I'm guessing that mine holds three gallons. I bought a jug from Autozone that was 2- 1/2 gallons, and just put it in my truck. The DEF gauge was on E and after putting in those two and a half gallons it showed a little more than 3/4 full. I had about 5,500 miles on the truck, so about 15.00 every five thousand or so isn't going to kill me.


----------



## FSUPERDUTY (Jan 1, 2003)

From what I have read the gauges read fast so you won't run out and go into limp mode.


----------



## 1olddogtwo (Aug 6, 2007)

The level doesn't work like a fuel tank. Their isn't a float, their are contacts that read the level in the tank. My best advice is to remove or disconnect it.

I haven't heard of to much problems with Ram, but the Chevy's had a freezing problems in the winter time. Remember, DEF is 66% water.


----------



## FIREMAN Q (Jan 19, 2005)

FIREMAN Q;1646535 said:


> looking for some thoughts...
> 
> I am shopping around for a new truck. would rather go with the D but looking at the cost difference I wonder if its worth it. I can get a loaded Hemi cheaper than a tradesman D.
> 
> ...


Just to update because I know everyone has been waiting to see what I did..:laughing:

Went with the CTD. Found a 2013 and got a great deal on it. What a great truck. Very happy with my decision to go Diesel. Don't even know the trailer is there when towing.

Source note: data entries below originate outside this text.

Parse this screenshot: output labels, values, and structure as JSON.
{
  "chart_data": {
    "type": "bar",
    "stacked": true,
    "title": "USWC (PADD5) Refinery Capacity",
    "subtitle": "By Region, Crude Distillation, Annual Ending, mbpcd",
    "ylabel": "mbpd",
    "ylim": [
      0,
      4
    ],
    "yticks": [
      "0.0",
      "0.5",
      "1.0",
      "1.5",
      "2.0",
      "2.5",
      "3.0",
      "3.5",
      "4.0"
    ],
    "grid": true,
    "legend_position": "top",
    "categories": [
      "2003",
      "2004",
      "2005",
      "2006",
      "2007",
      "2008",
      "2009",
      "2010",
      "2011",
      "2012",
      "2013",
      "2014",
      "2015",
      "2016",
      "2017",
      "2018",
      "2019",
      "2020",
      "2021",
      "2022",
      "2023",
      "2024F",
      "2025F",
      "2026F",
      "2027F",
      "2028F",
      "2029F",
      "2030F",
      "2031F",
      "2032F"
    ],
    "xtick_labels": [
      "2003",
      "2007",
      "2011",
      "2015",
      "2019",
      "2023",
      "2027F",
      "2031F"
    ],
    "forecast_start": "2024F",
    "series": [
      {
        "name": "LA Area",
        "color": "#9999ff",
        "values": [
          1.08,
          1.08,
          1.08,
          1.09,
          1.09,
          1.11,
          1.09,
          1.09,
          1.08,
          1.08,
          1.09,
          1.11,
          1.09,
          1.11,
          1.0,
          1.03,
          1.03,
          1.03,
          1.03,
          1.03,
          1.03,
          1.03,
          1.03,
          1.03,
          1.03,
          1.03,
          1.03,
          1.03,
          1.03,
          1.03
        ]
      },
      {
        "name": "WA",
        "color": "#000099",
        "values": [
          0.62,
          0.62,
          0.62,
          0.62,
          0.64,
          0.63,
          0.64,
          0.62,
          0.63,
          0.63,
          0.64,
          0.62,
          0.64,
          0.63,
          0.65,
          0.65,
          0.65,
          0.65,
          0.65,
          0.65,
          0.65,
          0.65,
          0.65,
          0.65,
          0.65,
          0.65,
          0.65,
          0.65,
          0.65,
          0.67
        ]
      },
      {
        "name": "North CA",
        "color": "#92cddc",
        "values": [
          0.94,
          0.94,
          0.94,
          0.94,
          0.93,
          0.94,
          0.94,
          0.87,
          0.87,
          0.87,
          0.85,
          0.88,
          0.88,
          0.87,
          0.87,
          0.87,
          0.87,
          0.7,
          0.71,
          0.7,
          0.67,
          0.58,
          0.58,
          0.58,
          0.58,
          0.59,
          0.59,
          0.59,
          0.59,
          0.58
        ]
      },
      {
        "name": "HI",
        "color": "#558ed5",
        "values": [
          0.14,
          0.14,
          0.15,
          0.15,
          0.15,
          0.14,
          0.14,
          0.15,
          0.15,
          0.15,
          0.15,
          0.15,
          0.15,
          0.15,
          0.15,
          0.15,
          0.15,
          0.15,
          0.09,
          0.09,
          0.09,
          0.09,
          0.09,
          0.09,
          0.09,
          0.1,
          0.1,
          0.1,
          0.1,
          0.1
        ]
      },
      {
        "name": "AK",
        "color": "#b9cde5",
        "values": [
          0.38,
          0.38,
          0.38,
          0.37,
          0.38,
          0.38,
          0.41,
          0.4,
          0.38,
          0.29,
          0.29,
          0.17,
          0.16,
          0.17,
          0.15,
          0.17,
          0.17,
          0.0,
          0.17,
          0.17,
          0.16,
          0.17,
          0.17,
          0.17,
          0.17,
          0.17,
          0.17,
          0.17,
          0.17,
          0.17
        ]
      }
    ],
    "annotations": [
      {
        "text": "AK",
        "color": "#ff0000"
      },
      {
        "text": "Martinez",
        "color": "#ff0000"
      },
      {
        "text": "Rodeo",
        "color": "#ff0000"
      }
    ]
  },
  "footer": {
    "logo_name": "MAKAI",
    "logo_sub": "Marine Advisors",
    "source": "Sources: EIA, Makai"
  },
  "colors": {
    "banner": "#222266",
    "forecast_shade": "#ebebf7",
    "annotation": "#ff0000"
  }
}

Now just need a little snow to see how this truck really works!!


----------



## ciuffc1 (Nov 18, 2013)

I own a diesel as well. Although I agree it, as we probably won't save money in usual use of the vehicle, the mpg are better than my gasser, therefore so in the range, which is nice between fill ups. The resale of the vehicle is typically better as well. One other advantage, if you plan on modifying the vehicle in terms of a mild lift, leveling kit, larger tires, etc.. the diesel still pulls decent mpg than a modified gas engine (which will typically need premium fuel anyway, close to diesel fuel prices ). Also, a slightly modified diesel can make big power very easily, with often just a tuner, still be reliable, and often get better mileage than it did before, so long as your foot is not in it. One other benefit, better mpg when pulling light loads. I can pull a 2 place snowmobile trailer with my diesel and still get 14 mpg and not even know its there, my gas truck would get 11 mpg or so at best, and you'd feel it behind you, also, I'd have to run premium gas anyway in the real cold weather or it would ping on the hills with a load on it.


----------



## pitrack (Sep 24, 2008)

FIREMAN Q;1666487 said:


> Just to update because I know everyone has been waiting to see what I did..:laughing:
> 
> Went with the CTD. Found a 2013 and got a great deal on it. What a great truck. Very happy with my decision to go Diesel. Don't even know the trailer is there when towing.
> 
> Now just need a little snow to see how this truck really works!!


Nice choice. You'll love it once landscaping starts picking up and you tow a lot more. Everyone complains about the upfront cost of a diesel, yes it's pricey, but combined with the benefits of power and mileage, more importantly mileage while towing because I know gas engines SUCK at mileage while towing, all this combined with better re-sale is a no brainer for me. Have fun with the truck!


----------



## ciuffc1 (Nov 18, 2013)

Awesome choice...nice rig. You are going to love it. Good luck with it.


----------